Koree Woodley-Adjei ’20 sings at her high school graduation.
Musical Theatre to Take Center Stage for Freshman
MCLA is pleased to offer this story, part of a series of student profiles about our Class of 2020. We are proud to introduce just a few of the many accomplished and diverse students who belong to this distinctive group, as we discover more about them, their hopes, their dreams, and their goals for the future as they begin their MCLA careers.
For the past four years, Koree Woodley-Adjei ’20 of New York City, N.Y., has been an active member of the Harlem Vocal Ensemble. At MCLA, she looks forward to joining the Allegrettos a cappella group, the sign language and filmmaking clubs, the Black Student Union, and maybe even the women's lacrosse team!
Although that might seem like a lot, this fine and performing arts major says she’s used to spreading herself thin: as part of the Harlem Vocal Ensemble, she served as a section leader, co-musical director and choreographer. As a student at the Harlem School of the Arts, she participated in dance, music, theatre, sculpting, photography and also poetry, which she continues to write.
Woodley-Adjei also served on the spoken word committee in her church, and played goalie on her high school lacrosse team. At MCLA, she looks forward to learning more about music, including its history. Concentrating on music also will allow her to play the piano, she said.
As a high school student, “The arts allowed me to express myself in ways common core subjects couldn’t,” Woodley-Adjei explained. “Being on stage and performing in front of large crowds has allowed me to accept myself and become completely exposed and open to others.”
While she originally planned to attend another school, once she visited MCLA, “I fell in love and didn’t want to leave. … I plan to allow my bubbly personality to shine through.”

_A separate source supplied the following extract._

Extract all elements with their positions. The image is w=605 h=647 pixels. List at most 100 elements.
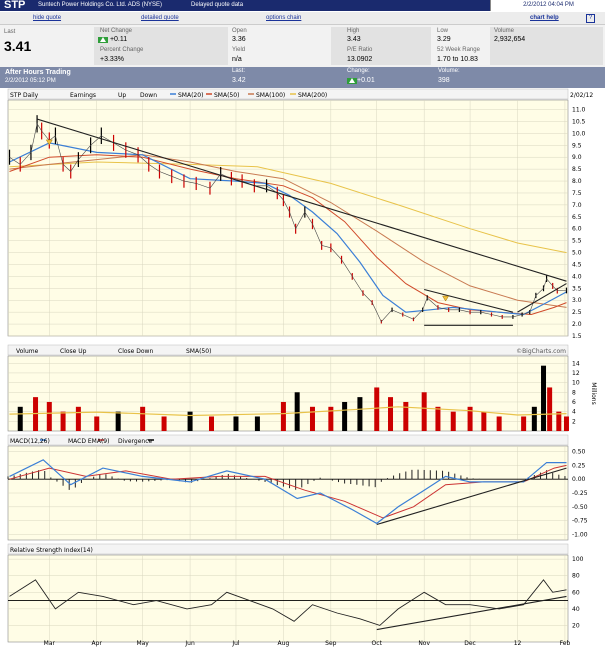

After college, she envisions herself in Broadway musicals. She attended the Bank Street Summer Camp: Musical Theatre and played a goddess in the musical Once on this Island. As part of the Aquila Shakespeare Theatre Company, she participated in a production of Romeo and Juliet.
Eventually, she’d like to create a musical theatre company in Harlem for youth aged 7 to 21.
Many schools in New York City – especially public schools – don’t teach children to be themselves outside of math, science and history, she explained. By building a musical theatre company, Woodley-Adjei aims to allow those who aren’t able to express themselves through traditional coursework to utilize the arts to show the world who they are.
At MCLA, she looks forward to “really seeing who I am. … College changes people for the best, and I know I will become a better person.”
Although she loves New York City with its many different cultures, ethnicities, languages and opportunities, she looks forward to the change of pace North Adams will provide, and to meeting the people who live here.
“People say, ‘Good things come in small packages,’” she said. “I believe that North Adams will have great opportunities for me.”